- Episode no.: Season 6 Episode 1
- Directed by: Keith Gordon
- Written by: Alex Gansa; Ted Mann;
- Production code: 6WAH01
- Original air date: January 15, 2017
- Running time: 51 minutes

Guest appearances
- Hill Harper as Rob Emmons; Robert Knepper as General Jamie McClendon; Dominic Fumusa as Ray Conlin; Patrick Sabongui as Reda Hashem; Hadar Ratzon-Rotem as Tovah Rivlin; Zainab Jah as Mrs. Bah; J. Mallory McCree as Sekou Bah; Ashlei Sharpe Chestnut as Simone Bah; Leo Manzari as Saad; Alfredo Narciso as Elian Coto; Mickey O'Hagan as Clarice; Bobby Moreno as Tommy; Sebastian Koch as Otto Düring;

Episode chronology
| ← Previous "A False Glimmer" | Next → "The Man in the Basement" |
- Homeland season 6

= Fair Game (Homeland) =

"Fair Game" is the season premiere of the sixth season of the American television drama series Homeland, and the 61st episode overall. It premiered on Showtime on January 15, 2017.

== Plot ==
Sekou Bah (J. Mallory McCree), a young black Muslim-American, posts a series of videos online where he visits locations of past domestic terrorist attacks and chronicles what happened. He is arrested by FBI Special Agent Ray Conlin (Dominic Fumusa) and charged with materially supporting terrorism. Carrie (Claire Danes), now heading up a non-profit organization in New York City that defends the rights of Muslim-Americans against discrimination, meets Sekou and prepares to represent him.
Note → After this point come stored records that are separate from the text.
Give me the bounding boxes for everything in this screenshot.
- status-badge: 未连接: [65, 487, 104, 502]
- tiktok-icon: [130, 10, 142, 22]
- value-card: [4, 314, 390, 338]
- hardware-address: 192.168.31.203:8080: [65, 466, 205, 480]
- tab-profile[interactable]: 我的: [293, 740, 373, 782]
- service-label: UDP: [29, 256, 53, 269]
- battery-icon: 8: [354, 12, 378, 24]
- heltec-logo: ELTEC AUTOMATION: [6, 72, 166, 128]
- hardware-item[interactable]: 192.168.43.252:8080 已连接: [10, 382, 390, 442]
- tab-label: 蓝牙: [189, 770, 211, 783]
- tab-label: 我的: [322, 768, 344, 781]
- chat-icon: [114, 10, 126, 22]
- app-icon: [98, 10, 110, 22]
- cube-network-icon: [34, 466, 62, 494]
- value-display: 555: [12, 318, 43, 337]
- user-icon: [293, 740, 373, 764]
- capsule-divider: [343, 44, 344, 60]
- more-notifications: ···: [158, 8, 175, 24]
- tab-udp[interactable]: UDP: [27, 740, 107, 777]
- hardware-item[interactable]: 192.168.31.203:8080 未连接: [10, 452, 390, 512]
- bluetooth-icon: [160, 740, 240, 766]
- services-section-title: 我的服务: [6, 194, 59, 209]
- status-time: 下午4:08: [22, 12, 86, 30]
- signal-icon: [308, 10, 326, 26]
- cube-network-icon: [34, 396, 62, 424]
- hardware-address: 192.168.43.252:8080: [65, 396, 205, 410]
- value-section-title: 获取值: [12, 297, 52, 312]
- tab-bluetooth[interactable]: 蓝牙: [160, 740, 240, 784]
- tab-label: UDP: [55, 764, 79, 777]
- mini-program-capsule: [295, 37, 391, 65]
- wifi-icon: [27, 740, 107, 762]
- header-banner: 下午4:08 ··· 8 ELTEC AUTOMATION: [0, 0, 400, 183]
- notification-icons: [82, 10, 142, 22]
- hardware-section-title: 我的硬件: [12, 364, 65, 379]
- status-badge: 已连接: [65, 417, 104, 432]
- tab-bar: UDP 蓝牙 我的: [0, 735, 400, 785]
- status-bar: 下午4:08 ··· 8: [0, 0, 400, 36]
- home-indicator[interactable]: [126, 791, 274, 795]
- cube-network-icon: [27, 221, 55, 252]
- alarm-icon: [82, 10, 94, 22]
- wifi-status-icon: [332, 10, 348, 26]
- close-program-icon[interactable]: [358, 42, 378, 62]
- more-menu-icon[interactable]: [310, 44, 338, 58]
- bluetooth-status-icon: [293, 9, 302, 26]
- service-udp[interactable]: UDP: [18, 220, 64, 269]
Conlin reveals to Carrie that they found Sekou in possession of plane tickets to Nigeria, the base of operations of Boko Haram, and $5,000 in cash hidden under his mattress.

Carrie visits Peter Quinn (Rupert Friend) at a veteran's hospital where he is rehabilitating from his exposure to sarin gas in Berlin. Quinn exhibits signs of PTSD and partial paralysis. They get into an argument when Carrie learns that Quinn skipped a physical therapy appointment. When Quinn is reported missing the next day, Carrie tracks him down to a brothel where he has been smoking crack and having sex with prostitutes, and finds him with a head wound after being mugged for his government check. When Quinn violently resists being readmitted to the hospital, Carrie reluctantly agrees to let him stay with her and Franny, albeit in her downstairs apartment.

Saul Berenson (Mandy Patinkin) and Dar Adal (F. Murray Abraham) brief President-elect Elizabeth Keane (Elizabeth Marvel) on ongoing CIA operations. After the briefing, Dar expresses concern to Saul that Keane might be planning to demilitarize the CIA, noting that Keane's son was killed while serving in Iraq. Saul is more amenable to Keane's point of view. Dar covertly meets Tovah Rivlin (Hadar Ratzon-Rotem) of Mossad and suggests that certain initiatives should be accelerated before Keane's inauguration, only eight weeks away. As the episode concludes, Dar Adal hosts a meeting with General McClendon (Robert Knepper), Senator Coto (Alfredo Narciso) and other officials. Dar and Coto have decided not to include Saul.

== Production ==
The episode was directed by Keith Gordon, and co-written by showrunner Alex Gansa and co-executive producer Ted Mann.

== Reception ==

=== Reviews ===
The episode received a rating of 100% with an average score of 7.2 out of 10 on the review aggregator Rotten Tomatoes, with the site's consensus stating "Although Homelands premiere episode lacks the show's signature thrills and gimmicks, 'Fair Game' effectively sets the table for future improvement, establishing a powerful sense of time and place and nuanced character moments throughout."

Brian Tallerico of New York Magazine rated the episode 4 out of 5 stars, saying it had "a pleasantly slow pace... it's an interesting tone-setter for a show that can often be detrimentally hyperactive". In praise of the episode's scenery, Tallerico wrote "The premiere used New York City beautifully, especially in the bustling background behind Sekou's videos" Matt Brennan of Paste called the episode "uneventful", but stated: "despite its dearth of narrative fireworks, tonight’s episode succeeds in setting the table for such developments on two distinct fronts".

Joshua Alston of The A.V. Club, giving the episode a B−, was less positive, calling it an "underwhelming first impression" and writing, "'Fair Game' is boring. It’s not only boring by Homeland standards, thriller standards, or premium cable drama standards. It’s just plain boring, full stop."

Rupert Friend was named "Performer of the Week" by TVLine for his performance; they wrote "it’s a credit to Friend’s raw, riveting performance that he’s making Quinn’s descent so authentic—and tragic".

=== Ratings ===
The original broadcast drew 1.1 million viewers. In addition, 1.25 million people watched the premiere in advance via Showtime's on-demand services.